Вся боль, вся злость и ярость, что свили гнездо в её сердце, выплеснулись горячими слезами. Потекли по утратившей краски коже, сорвались солёными каплями с подбородка и разбились о тонкий шёлк платья. Чуть слышно скрипнула дверь, двинулись шторы от сквозняка, ворвавшегося в открытое окно. Светловолосая Оси прошмыгнула в гостиную — узнать, не нужно ли чего госпоже.

— Нет, — непривычно спокойно ответила Эрри. — Хотя… скажи, что мне нехорошо сегодня, и что не желаю никого видеть. И до заката не заходи ко мне сама.

— Да, госпожа, — склонилась Оси, пряча за низким поклоном растерянность на лице.

И снова Эрвианна была одна. Воздуха, что порывался сорвать тяжёлые шторы с карнизов, не хватало, чтобы дышать полной грудью. Чтобы развеять душащую злость. Вино, что она отпивала маленькими глотками, не могло смыть горечь с языка. И страх, что не давал развернуть письмо, пробегал по телу дрожью.

Письмо нашло место на столике и оттуда словно издевалось над Эрвианной, подсматривая за ней красным глазом герцогской печати.

Эрри же мерила шагами комнату. На белой ткани повязки проступили красные пятна крови. Но она не чувствовала боли. Не слышала ничего за грохотом и звоном в ушах.

Сиятельная Эрвианна понимала, что едва сломает печать и развернёт лист, обратного пути не будет ни для кого. Ни для неё, ни для матери, ни для тех, кто плёл пропитанные ядом измены сети за спиной короля. Всем сердцем она желала, чтобы Вистер запутался в них. Всем существом стремилась к этому. И в то же время боялась. Боялась, что не справится…

Она резко поставила кубок на стол — вино, что оставалось в нём, колыхнулось, выплеснулось, оставив кроваво-красные разводы на столе.

Эрри резко выдохнула и развернула письмо, даже не зная, что хотела бы в нём увидеть.

Поговори со мной наедине,

В лучах заката и тенях безличья.

Станцуй со мной на тонком острие,

Склони колени перед истинным величьем.

Лист тонкой бумаги с тиснением герцогской печати выпал из рук Эрри.

Песня.

Это была песня, которую отец пел ей, когда учил танцевать сарву. Четыре коротких строчки. Даже без подписи или слов приветствия.

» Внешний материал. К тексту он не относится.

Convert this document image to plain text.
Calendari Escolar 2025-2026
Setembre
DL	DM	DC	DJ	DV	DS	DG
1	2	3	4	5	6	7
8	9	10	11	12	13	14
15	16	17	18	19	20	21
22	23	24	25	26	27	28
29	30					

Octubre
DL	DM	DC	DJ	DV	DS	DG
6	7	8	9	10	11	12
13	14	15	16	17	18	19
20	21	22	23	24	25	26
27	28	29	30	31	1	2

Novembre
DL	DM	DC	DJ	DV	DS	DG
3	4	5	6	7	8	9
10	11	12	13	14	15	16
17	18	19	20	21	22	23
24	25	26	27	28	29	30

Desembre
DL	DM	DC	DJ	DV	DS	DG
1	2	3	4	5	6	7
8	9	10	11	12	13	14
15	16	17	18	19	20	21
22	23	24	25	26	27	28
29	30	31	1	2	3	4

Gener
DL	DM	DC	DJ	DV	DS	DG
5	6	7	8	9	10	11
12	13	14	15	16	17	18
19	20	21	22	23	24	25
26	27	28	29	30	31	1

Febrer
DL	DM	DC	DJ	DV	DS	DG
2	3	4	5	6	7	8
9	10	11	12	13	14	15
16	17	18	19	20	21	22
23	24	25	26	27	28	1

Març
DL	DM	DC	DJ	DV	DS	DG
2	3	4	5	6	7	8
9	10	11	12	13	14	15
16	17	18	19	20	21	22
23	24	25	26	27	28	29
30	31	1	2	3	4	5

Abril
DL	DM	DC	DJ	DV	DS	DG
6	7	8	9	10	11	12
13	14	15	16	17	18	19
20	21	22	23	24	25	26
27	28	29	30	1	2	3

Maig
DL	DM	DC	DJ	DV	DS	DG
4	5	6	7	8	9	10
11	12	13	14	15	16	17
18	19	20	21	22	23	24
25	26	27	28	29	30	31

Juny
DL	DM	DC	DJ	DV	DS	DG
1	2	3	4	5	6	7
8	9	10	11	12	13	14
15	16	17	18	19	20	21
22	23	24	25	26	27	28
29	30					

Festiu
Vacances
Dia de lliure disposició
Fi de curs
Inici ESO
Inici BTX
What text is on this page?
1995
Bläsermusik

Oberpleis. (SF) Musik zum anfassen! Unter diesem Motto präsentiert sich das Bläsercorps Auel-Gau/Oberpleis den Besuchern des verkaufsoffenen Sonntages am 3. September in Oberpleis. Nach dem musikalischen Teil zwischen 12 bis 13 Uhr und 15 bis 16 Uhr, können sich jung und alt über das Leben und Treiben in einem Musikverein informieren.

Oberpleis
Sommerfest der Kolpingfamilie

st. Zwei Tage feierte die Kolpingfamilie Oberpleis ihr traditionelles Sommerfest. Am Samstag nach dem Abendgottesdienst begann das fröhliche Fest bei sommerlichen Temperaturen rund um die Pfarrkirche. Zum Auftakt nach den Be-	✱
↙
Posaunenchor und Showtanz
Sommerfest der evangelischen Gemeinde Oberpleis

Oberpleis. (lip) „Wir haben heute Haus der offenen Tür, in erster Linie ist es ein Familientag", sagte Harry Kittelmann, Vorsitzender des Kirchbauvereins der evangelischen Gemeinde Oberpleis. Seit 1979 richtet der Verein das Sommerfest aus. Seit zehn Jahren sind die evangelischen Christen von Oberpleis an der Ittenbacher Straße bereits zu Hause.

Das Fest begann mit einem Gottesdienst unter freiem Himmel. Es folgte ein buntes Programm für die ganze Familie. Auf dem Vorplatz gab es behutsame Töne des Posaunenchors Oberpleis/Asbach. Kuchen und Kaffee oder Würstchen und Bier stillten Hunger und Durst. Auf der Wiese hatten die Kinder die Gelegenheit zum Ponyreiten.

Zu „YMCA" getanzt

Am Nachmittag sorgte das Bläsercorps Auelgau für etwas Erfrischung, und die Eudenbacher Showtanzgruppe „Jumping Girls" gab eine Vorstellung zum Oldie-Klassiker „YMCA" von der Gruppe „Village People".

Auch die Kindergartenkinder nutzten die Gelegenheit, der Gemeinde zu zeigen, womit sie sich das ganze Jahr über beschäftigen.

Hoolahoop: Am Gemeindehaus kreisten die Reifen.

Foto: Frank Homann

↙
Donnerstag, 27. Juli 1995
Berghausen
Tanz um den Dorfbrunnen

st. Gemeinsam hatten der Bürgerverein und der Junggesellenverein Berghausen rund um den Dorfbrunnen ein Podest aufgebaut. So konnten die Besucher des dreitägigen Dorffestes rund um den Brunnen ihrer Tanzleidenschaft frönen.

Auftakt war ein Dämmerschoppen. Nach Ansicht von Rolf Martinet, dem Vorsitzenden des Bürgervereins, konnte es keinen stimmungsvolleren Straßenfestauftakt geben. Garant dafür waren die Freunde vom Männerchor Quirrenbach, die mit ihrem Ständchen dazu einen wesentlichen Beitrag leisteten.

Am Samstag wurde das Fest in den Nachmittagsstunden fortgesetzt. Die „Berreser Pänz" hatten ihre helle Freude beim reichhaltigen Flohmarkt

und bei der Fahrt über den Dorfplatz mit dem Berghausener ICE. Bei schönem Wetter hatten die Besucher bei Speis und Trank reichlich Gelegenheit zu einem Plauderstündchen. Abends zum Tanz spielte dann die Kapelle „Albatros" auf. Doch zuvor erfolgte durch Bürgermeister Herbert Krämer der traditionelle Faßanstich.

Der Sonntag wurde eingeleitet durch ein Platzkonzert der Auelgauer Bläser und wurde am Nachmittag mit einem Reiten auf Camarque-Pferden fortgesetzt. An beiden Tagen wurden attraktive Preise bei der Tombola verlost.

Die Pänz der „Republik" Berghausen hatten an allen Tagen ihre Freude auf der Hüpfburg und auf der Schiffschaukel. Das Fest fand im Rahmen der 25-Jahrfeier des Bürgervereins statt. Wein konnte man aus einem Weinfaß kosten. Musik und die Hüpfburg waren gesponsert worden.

Валения рискнула посетить дочь, когда уже сгустились за окном сумерки, а дворец зажил другой, ночной, тайной жизнью.

Эрвианна де Байе сидела на том же месте, где её оставила мать, и мурлыкала под нос мелодию сарвы. Глаза её опухли от слёз, а свет единственной свечи отражался в застывшем взгляде, как отпечаток безумия.

Валения де Саменти едва слышно подошла к дочери и села рядом. Протянула руку, чтобы поправить выбившуюся прядь волос, но Эрри отпрянула, словно боялась заразиться от матери неизлечимой болезнью.

— Не прикасайся ко мне.

Валения безвольно опустила руку.

— Ты должна меня выслушать, Эрри…

— Я ничего тебе не должна.

Валения закрыла лицо руками, но тут же опустила их и наткнулась взглядом на письмо своего покойного мужа.

— Позволишь..?

Эрвианна сделала знак рукой, словно говоря: «Делай, что хочешь!», и герцогиня Саменти подняла лист бумаги, быстро пробегая по строчкам. Потом ещё раз. И ещё.

После резко встала и задвинула засов на двери. Достала песок времени из-за пояса и высыпала его на бумагу. Но даже глядя на мужа, быстро и ровно выводящего буквы на листе, не увидела ничего, что объяснило бы его послание дочери. Ни намека. Ни одной лишней буквы. Только строчки из песни, что уже и забыта давно.